Figure 2. Algorithm-specific connectivity matrices
This figure shows the four connectivity matrices (based on the re-weighted number of streamlines) obtained for each subject, one per each algorithm. In particular, this figure illustrates the example of a CIS patient. Qualitatively, all matrices show a similar pattern. However, the two multi-shell multi-tissue algorithms (A and B) overall show greater connectivity.

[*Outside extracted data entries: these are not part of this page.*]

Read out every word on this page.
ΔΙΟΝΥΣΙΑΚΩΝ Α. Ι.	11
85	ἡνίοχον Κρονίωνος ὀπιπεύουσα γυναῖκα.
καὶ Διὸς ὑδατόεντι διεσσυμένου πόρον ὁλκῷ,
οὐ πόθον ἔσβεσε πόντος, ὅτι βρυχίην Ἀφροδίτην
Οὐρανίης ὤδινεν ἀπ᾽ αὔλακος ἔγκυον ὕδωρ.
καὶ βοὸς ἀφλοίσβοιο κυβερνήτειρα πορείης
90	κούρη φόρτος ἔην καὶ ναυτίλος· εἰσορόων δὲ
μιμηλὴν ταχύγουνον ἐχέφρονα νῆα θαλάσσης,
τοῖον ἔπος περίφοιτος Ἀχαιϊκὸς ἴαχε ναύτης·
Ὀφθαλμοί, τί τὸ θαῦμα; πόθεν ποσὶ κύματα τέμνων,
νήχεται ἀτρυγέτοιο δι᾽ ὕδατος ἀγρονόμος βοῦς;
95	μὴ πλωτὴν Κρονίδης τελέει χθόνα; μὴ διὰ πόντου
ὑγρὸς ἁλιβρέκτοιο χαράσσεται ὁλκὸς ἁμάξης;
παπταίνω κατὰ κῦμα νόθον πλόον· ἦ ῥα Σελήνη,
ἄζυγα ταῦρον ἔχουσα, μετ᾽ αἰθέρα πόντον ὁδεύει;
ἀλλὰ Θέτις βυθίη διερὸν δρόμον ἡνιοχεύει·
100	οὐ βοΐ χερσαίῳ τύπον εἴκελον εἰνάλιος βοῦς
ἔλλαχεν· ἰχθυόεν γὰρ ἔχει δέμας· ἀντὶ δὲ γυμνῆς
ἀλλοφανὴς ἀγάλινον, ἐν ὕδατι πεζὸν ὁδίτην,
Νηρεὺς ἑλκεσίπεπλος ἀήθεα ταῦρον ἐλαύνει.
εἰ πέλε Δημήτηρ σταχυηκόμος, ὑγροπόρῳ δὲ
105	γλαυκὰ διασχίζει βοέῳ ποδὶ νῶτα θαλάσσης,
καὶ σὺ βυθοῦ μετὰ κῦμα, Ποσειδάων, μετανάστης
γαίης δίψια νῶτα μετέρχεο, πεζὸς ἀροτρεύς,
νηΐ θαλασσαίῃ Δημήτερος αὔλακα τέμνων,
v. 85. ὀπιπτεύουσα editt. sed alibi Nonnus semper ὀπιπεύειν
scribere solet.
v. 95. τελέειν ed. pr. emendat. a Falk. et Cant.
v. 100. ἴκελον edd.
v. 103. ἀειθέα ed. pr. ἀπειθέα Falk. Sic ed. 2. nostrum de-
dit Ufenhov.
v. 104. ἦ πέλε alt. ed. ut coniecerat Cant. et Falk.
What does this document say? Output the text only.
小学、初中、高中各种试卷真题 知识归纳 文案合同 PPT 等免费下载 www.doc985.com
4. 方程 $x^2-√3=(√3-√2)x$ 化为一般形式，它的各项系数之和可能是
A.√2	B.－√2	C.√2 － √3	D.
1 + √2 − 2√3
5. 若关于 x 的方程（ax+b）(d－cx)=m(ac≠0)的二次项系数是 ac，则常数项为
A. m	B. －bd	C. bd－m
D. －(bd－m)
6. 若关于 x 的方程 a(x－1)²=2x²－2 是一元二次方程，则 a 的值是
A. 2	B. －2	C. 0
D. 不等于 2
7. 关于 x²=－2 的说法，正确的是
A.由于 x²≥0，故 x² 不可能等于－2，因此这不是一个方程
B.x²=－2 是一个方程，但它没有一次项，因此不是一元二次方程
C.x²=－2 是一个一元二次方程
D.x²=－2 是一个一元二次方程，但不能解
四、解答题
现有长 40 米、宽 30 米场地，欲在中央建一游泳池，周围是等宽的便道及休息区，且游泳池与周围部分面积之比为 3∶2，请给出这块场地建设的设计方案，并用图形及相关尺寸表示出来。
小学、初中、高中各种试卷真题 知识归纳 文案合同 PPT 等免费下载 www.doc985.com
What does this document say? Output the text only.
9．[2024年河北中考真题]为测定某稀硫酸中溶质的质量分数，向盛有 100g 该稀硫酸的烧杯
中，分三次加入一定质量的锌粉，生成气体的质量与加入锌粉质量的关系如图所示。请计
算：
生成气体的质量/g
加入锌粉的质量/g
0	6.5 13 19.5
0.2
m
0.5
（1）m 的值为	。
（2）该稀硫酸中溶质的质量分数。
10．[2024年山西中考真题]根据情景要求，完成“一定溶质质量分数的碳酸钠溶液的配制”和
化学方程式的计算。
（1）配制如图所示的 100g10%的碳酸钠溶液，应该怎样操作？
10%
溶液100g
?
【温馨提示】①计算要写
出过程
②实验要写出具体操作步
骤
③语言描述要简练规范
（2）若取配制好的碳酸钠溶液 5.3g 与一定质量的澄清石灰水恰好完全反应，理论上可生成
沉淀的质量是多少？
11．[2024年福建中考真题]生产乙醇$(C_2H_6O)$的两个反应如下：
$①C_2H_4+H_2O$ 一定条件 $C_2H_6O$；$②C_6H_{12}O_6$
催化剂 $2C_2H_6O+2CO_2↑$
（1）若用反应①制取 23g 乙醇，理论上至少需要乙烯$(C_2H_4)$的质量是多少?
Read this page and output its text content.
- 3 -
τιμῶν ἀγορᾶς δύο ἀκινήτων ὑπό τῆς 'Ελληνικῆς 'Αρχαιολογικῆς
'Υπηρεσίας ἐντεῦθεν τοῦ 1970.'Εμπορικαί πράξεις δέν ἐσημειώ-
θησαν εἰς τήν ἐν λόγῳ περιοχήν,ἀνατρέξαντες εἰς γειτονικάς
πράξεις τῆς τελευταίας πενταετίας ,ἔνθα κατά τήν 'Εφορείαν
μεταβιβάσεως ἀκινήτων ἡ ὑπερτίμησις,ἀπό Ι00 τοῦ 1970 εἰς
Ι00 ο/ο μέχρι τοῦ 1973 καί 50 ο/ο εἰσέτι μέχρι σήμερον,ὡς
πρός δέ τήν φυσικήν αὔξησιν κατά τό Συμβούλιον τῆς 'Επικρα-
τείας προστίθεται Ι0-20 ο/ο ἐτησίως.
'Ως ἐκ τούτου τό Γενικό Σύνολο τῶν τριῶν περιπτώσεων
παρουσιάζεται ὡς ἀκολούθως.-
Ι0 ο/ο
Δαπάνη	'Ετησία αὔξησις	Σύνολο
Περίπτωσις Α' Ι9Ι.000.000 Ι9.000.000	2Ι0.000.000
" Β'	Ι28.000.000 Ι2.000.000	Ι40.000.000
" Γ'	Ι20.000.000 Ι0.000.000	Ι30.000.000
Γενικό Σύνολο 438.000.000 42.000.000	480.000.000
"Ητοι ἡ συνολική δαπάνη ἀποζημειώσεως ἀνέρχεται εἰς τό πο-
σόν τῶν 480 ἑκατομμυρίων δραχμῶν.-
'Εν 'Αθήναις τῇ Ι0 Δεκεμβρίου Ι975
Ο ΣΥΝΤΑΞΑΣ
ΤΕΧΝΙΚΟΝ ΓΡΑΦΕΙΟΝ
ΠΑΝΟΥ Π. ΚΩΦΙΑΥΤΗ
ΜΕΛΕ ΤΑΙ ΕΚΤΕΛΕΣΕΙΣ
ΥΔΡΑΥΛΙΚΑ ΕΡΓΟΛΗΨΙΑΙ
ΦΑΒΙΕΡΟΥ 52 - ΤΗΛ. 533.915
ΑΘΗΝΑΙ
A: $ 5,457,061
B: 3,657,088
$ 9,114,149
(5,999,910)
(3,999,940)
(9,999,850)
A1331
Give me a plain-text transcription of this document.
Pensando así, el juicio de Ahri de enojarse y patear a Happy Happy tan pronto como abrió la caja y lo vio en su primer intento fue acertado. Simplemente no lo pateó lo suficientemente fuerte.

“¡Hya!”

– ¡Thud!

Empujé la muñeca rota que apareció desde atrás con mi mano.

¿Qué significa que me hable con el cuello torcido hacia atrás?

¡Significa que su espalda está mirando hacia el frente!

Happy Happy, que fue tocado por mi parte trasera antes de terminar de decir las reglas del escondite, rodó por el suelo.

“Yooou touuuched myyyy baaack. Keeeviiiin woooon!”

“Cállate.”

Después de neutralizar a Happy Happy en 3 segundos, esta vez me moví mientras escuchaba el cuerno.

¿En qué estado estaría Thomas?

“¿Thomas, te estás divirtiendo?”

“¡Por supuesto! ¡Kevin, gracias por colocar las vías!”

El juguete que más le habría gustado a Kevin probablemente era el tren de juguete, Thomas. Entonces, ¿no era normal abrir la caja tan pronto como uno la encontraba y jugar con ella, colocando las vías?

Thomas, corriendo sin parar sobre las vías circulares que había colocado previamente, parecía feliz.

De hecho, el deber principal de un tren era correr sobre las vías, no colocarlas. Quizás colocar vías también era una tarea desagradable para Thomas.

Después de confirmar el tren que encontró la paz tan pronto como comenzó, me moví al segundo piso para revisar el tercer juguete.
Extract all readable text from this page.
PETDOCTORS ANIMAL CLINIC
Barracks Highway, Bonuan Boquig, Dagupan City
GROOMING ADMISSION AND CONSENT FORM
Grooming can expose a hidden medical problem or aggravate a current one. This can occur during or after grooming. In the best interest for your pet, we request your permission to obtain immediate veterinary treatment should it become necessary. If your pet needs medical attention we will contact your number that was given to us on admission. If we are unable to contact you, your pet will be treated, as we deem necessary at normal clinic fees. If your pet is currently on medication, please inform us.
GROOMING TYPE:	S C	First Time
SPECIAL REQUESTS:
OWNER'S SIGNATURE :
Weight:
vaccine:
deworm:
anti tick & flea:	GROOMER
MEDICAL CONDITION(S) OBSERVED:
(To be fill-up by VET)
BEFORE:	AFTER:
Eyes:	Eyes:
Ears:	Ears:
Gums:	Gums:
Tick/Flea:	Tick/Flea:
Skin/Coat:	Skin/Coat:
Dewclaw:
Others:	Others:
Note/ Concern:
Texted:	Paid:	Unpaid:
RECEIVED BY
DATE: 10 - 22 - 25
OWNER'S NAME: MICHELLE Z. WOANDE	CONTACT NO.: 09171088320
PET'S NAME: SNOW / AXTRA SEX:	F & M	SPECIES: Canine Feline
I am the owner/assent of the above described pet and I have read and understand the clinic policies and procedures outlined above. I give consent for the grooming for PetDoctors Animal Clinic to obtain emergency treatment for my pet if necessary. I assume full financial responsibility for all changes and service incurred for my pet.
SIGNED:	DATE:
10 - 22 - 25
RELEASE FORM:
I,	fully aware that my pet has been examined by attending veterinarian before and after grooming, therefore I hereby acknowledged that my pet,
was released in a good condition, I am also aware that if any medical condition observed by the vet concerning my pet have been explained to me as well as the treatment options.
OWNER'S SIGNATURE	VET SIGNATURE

Figure 3. Effect size of network metrics obtained with different protocols/algorithms
Protocols/algorithms compared:
53dir-MSMT: 53 directions, three shells, multi-tissue (MT)-CSD algorithm;
30dir-MSMT: 30 directions, two shells, MT-CSD algorithm;
30dir-SSMT: 30 directions, one shell, MT-CSD algorithm (b=0s/mm2 counts as one shell);
30dir-SSST: 30 directions, one shell, single-tissue (ST)-CSD algorithm;
Negative ES means patients have lower metric values than controls; the higher absolute value of ES, the better its ability to distinguish patients from controls.
Abbreviations: CSD: constrained spherical deconvolution; GE: global efficiency; MeanCC: mean clustering coefficient; MeanLE: mean local efficiency; MeanSP: mean shortest path; ModC: modularity coefficient;
**: p<0.05; *: p<0.10;
Figure 4. Reproducibility of network metrics across protocols/algorithms
This figure shows the ICC (95% Confidence Interval [CI]) across algorithms for each metric. Reproducibility was excellent for all metrics except for mean shortest path. In general, ICC tended to be slightly lower in patients than in controls, as expected, although 95%CI intervals overlapped, suggesting no significant differences between groups. A similar picture was observed when only 30-direction algorithms were analysed.
Abbreviations: CSD: constrained spherical deconvolution; GE: global efficiency; ICC: Intraclass correlation coefficient; MeanCC: mean clustering coefficient; MeanLE: mean local efficiency; MeanSP: mean shortest path; ModC: modularity coefficient.